One thing we could agree on however, was that our internet sucked. Our provider, Eye Thirty Minus One* was slow and unreliable. So we made the decision to get rid of our dish and sign up with Cable One, the only cable provider Fargo will ever need, which is a good thing because they are a monopoly. Their televison sucks, with a DVR user interface that hasn't been upgraded since, I don't know, 1954?

It can't do basic things like group multiple episodes of the same show together in a folder, or remember which user's guide was last accessed (meaning you have to repeatedly push the Guide button to get back to your menu every time you access it). There's no preloaded guide that is smart enough to know which channels you subscribe to. It's all very 51/4" floppy. That said, I'd rather have great internet and so-so TV than the other way around.

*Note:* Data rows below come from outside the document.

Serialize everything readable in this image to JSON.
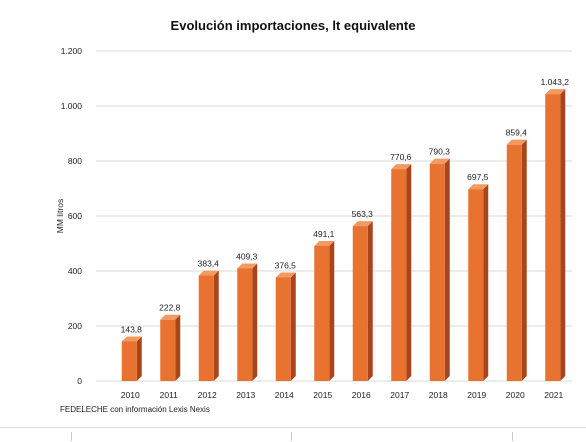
{
  "title": "Evolución importaciones, lt equivalente",
  "source": "FEDELECHE con información Lexis Nexis",
  "chart_data": {
    "type": "bar",
    "title": "Evolución importaciones, lt equivalente",
    "xlabel": "",
    "ylabel": "MM litros",
    "ylim": [
      0,
      1200
    ],
    "yticks": [
      0,
      200,
      400,
      600,
      800,
      1000,
      1200
    ],
    "ytick_labels": [
      "0",
      "200",
      "400",
      "600",
      "800",
      "1.000",
      "1.200"
    ],
    "grid": true,
    "categories": [
      "2010",
      "2011",
      "2012",
      "2013",
      "2014",
      "2015",
      "2016",
      "2017",
      "2018",
      "2019",
      "2020",
      "2021"
    ],
    "values": [
      143.8,
      222.8,
      383.4,
      409.3,
      376.5,
      491.1,
      563.3,
      770.6,
      790.3,
      697.5,
      859.4,
      1043.2
    ],
    "data_labels": [
      "143,8",
      "222,8",
      "383,4",
      "409,3",
      "376,5",
      "491,1",
      "563,3",
      "770,6",
      "790,3",
      "697,5",
      "859,4",
      "1.043,2"
    ],
    "colors": {
      "bar_front": "#E8722F",
      "bar_side": "#A8451A",
      "bar_top": "#F29A62",
      "grid": "#d9d9d9"
    }
  }
}
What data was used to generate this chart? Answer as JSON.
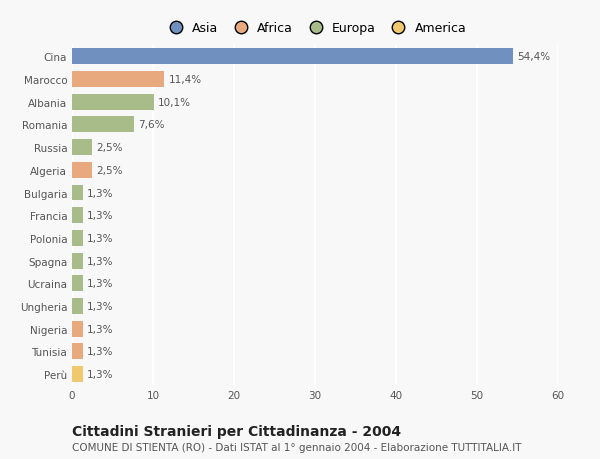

Especially when, as Christmas 2011 approached, we made the decision to join the 21st century and get a flat screen TV for the living room. A nice 46" Samsung LED SmartTV looks really great. You haven't fought to survive
the zombie apocalypse until you've done it on a giant HDTV.

I then I did some research and found a compact little PC that was all wired and ready to be an entertainment hub. Waiting until after Christmas was a smart idea, as I got it for less than $400 and it included free 2-day shipping.

So we now have a state-of-the-art television with a PC attached for watching movies and TV shows we can't get on cable, an XBox 360 for killing zombies in HD, and a Wii for, well, we have a Wii. We may never have to leave the house again.

*Names have been transparently changed to protect the crappy.